Plaudits for South Korea, Cambodia in Coface quarterly risk updates

April 2, 2015

PARIS – The five advanced economies most likely to avoid the risk of "secular stagnation" within the next decade are Germany, South Korea, Switzerland, Belgium and the Netherlands, according to credit insurer Coface.

To identify those advanced economies at least risk of entering a prolonged period of low growth or even stagnation, Coface economists analysed 23 OECD countries based on five criteria – demographics,innovation, income inequality, public and private debt, and export performance.

Of South Korea, the only Asian country in the top five list, it said: “A leader in high-quality electronics, South Korea is achieving significant productivity gains by building on its strong innovation capacity, including a high-quality education system, a high level of public expenditure on research and development and a large number of filed patents.

Despite the slowdown in China, its cutting-edge innovative technology ensures it retains economic potential in terms of exports.”

In its quarterly update of country risk and the business environment, Coface has upgraded the country risk assessment of the Netherlands and Belgium to A2 and placed Brazil under negative watch.

“Improvements in country risk are increasingly perceptible in advanced countries, where growth is expected to rise in 2015 (+2.1%),” Coface says. “Changes vary widely in emerging countries, however (downward growth revision, to 4.2%).

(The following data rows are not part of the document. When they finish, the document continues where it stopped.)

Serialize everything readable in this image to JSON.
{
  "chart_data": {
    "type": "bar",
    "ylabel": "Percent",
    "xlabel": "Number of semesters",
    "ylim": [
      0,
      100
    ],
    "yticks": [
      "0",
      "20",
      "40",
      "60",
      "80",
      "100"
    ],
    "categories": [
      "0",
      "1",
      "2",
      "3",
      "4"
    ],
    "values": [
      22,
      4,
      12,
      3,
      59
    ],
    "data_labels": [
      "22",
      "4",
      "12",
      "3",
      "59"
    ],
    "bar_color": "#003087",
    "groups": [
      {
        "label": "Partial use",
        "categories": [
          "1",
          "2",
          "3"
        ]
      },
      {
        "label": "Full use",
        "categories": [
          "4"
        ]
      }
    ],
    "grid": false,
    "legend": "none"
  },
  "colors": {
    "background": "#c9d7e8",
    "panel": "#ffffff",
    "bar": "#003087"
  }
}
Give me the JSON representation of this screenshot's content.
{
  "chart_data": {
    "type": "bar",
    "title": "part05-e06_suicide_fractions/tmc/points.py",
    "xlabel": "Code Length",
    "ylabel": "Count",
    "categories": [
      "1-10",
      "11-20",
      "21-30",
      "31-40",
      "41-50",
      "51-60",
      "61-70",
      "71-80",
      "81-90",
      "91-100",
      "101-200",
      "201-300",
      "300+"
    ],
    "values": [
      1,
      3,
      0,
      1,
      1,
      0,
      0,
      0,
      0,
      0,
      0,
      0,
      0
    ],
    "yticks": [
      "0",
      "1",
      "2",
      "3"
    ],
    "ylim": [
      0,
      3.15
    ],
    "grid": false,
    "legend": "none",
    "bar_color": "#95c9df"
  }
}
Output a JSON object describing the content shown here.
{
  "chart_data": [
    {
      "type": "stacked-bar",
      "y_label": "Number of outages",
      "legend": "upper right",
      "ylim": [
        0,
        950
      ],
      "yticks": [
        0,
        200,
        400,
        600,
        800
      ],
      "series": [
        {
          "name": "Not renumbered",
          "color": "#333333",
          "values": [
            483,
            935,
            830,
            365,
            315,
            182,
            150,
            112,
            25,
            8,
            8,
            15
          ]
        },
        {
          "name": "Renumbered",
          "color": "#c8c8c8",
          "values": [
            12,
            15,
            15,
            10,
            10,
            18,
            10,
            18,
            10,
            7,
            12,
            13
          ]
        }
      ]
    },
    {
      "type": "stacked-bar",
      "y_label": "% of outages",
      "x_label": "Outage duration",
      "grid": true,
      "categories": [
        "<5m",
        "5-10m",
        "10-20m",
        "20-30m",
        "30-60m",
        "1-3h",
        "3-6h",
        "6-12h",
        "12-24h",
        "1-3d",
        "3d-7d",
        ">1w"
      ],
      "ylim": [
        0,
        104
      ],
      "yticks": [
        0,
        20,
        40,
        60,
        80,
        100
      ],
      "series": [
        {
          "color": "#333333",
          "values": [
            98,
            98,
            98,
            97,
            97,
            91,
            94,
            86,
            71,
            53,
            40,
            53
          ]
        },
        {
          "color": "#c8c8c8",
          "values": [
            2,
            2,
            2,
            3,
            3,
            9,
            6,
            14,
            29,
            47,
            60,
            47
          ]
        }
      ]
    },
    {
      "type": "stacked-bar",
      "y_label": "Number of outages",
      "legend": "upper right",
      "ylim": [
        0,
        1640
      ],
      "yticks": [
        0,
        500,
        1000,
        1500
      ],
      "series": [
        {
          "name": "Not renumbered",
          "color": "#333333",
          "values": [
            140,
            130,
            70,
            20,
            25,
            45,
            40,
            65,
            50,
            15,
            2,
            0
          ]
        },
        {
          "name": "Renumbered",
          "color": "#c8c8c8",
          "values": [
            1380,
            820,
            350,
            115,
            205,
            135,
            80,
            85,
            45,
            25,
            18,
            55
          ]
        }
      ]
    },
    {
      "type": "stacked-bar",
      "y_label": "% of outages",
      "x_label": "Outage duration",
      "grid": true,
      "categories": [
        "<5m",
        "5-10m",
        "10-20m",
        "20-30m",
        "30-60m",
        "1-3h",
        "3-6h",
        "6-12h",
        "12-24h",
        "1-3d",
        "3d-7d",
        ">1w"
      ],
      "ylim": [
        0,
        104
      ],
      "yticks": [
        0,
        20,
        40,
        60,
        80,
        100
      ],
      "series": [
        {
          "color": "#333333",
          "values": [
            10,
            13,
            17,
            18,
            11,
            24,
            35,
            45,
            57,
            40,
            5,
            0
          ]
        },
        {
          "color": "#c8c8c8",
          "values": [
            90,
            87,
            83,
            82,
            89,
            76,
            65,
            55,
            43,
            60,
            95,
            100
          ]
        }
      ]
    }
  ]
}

Brazil and Ecuador are placed under negative watch and Russia sees its business environment assessment downgraded to C.

“The upward revision in the ratings of Belgium and the Netherlands to A2 follows that of Germany, Spain, the United Kingdom and Austria in 2014 and Portugal at the start of 2015. This confirms the zone's gradual return to growth (estimated by Coface at +1.3% in 2015, after +0.9% in 2014).”

In Asia, the country risk assessment of Cambodia has been upgraded to C.

Coface says: “Cambodia continues on the road to growth. Its economic activity is robust, with GDP growth of more than 7% since 2011, supported by the tourism sector and the strength of its textile exports and privileged access to the European Union, the United States and Canada.

“Foreign direct investments continue to increase due to Chinese and Vietnamese plant relocations in the country, as well as public-private partnerships established in the context of energy infrastructure projects.”  www.coface.com (ATI).